There is no consensus regarding when and how follow-up after day surgery should be performed (Discharge process and criteria, 2016). In general, a telephone call is made 1 day after the surgery (Stomberg et al., 2013; Segerdahl et al., 2008). There is a growing body of research on the use of digital follow-up tools (Semple et al., 2015; Armstrong et al., 2017; Warren-Stomberg et al., 2016; Nilsson et al., 2016; Williams et al., 2018), including digital tools that patients find easy to use (Semple et al., 2015; Dahlberg et al., 2016; Jaensson et al., 2015; Debono et al., 2016) and that have a positive effect on postoperative recovery (Jaensson et al., 2017). Digital follow-up has been described by patients as increasing their feeling of safety and helping them to not feel alone after day surgery (Dahlberg et al., 2018a). Providing patients with digital follow-up that includes some sort of measurement of the postoperative recovery process (Jaensson et al., 2015) may also address patients’ need for postoperative information by implicitly informing them of issues, discomforts, and symptoms that can happen during postoperative recovery (Jaensson et al., 2017).

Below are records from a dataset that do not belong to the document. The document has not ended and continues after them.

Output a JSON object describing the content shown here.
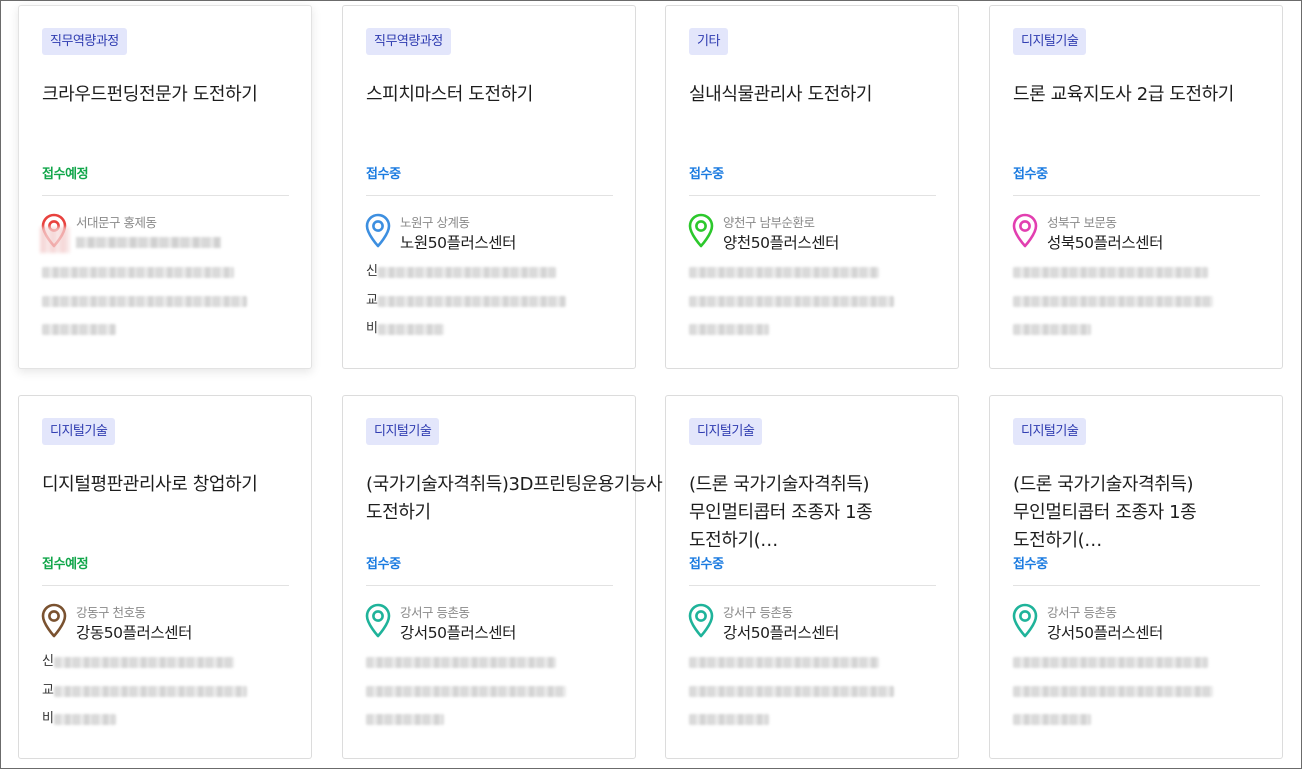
{
  "cards": [
    {
      "category": "직무역량과정",
      "title": "크라우드펀딩전문가 도전하기",
      "status": "접수예정",
      "status_type": "upcoming",
      "district": "서대문구 홍제동",
      "center": "",
      "pin_color": "#e8423e",
      "pin_icon": "map-pin-icon",
      "info_labels": [
        "",
        "",
        ""
      ]
    },
    {
      "category": "직무역량과정",
      "title": "스피치마스터 도전하기",
      "status": "접수중",
      "status_type": "open",
      "district": "노원구 상계동",
      "center": "노원50플러스센터",
      "pin_color": "#3d8fe0",
      "pin_icon": "map-pin-icon",
      "info_labels": [
        "신",
        "교",
        "비"
      ]
    },
    {
      "category": "기타",
      "title": "실내식물관리사 도전하기",
      "status": "접수중",
      "status_type": "open",
      "district": "양천구 남부순환로",
      "center": "양천50플러스센터",
      "pin_color": "#2cc82c",
      "pin_icon": "map-pin-icon",
      "info_labels": [
        "",
        "",
        ""
      ]
    },
    {
      "category": "디지털기술",
      "title": "드론 교육지도사 2급 도전하기",
      "status": "접수중",
      "status_type": "open",
      "district": "성북구 보문동",
      "center": "성북50플러스센터",
      "pin_color": "#e23fb0",
      "pin_icon": "map-pin-icon",
      "info_labels": [
        "",
        "",
        ""
      ]
    },
    {
      "category": "디지털기술",
      "title": "디지털평판관리사로 창업하기",
      "status": "접수예정",
      "status_type": "upcoming",
      "district": "강동구 천호동",
      "center": "강동50플러스센터",
      "pin_color": "#7a5230",
      "pin_icon": "map-pin-icon",
      "info_labels": [
        "신",
        "교",
        "비"
      ]
    },
    {
      "category": "디지털기술",
      "title": "(국가기술자격취득)3D프린팅운용기능사 도전하기",
      "status": "접수중",
      "status_type": "open",
      "district": "강서구 등촌동",
      "center": "강서50플러스센터",
      "pin_color": "#1fb39a",
      "pin_icon": "map-pin-icon",
      "info_labels": [
        "",
        "",
        ""
      ]
    },
    {
      "category": "디지털기술",
      "title": "(드론 국가기술자격취득) 무인멀티콥터 조종자 1종 도전하기(…",
      "status": "접수중",
      "status_type": "open",
      "district": "강서구 등촌동",
      "center": "강서50플러스센터",
      "pin_color": "#1fb39a",
      "pin_icon": "map-pin-icon",
      "info_labels": [
        "",
        "",
        ""
      ]
    },
    {
      "category": "디지털기술",
      "title": "(드론 국가기술자격취득) 무인멀티콥터 조종자 1종 도전하기(…",
      "status": "접수중",
      "status_type": "open",
      "district": "강서구 등촌동",
      "center": "강서50플러스센터",
      "pin_color": "#1fb39a",
      "pin_icon": "map-pin-icon",
      "info_labels": [
        "",
        "",
        ""
      ]
    }
  ]
}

To transition postoperative care towards a more person-centred approach, we recommend involving patients in decisions regarding when they have contact with healthcare services instead of using standardized timing, as the latter can result in contact that is either too often or not often enough (Dahlberg et al., 2018b). Allowing patients to decide whether and when to be contacted after discharge seems to increase the quality of their postoperative recovery. This positive effect on recovery may be due to an increase in patients’ self-efficacy that results from self-management in deciding when contact with the healthcare service is needed (Dahlberg et al., 2018a; Barnason et al., 2003). It is also known that patients’ satisfaction after anaesthesia and surgery can be enhanced by having nurses be easily accessible (Berning et al., 2017). Furthermore, having patients undergo a personalized e-health programme to manage their recovery expectations and to obtain postoperative guidance tailored to their needs can enhance postoperative recovery (van der Meij et al., 2018).

Conclusion

Postoperative recovery after day surgery can be improved not only by addressing comorbidities, health status, and type of surgery but also by taking into account the patient’s HL, age, and mental health status; providing relevant preoperative and postoperative information; and establishing an accessible support system. Valid and reliable instruments should be used to preoperatively screen for HL and mental health status. Although these issues can be delicate, it is important for surgeons to be aware of contributory factors to an optimal recovery process, as surgeons are the first to meet the patient in the surgical process. Anaesthetists and nurses at the day surgery unit also play an important role in detecting factors that can negatively influence patients’ postoperative recovery. Therefore, perioperative healthcare professionals should be formally trained to identify and address these factors. This knowledge will allow healthcare professionals to support vulnerable patients such as those with limited HL and poor mental health. Treating patients with respect and dignity as individuals and engaging patients in SDM can increase both quality of postoperative recovery and satisfaction with recovery. Further research is called for to measure the effect of this suggested preoperative screening and to identify other factors that influence the quality of recovery and patient satisfaction with recovery.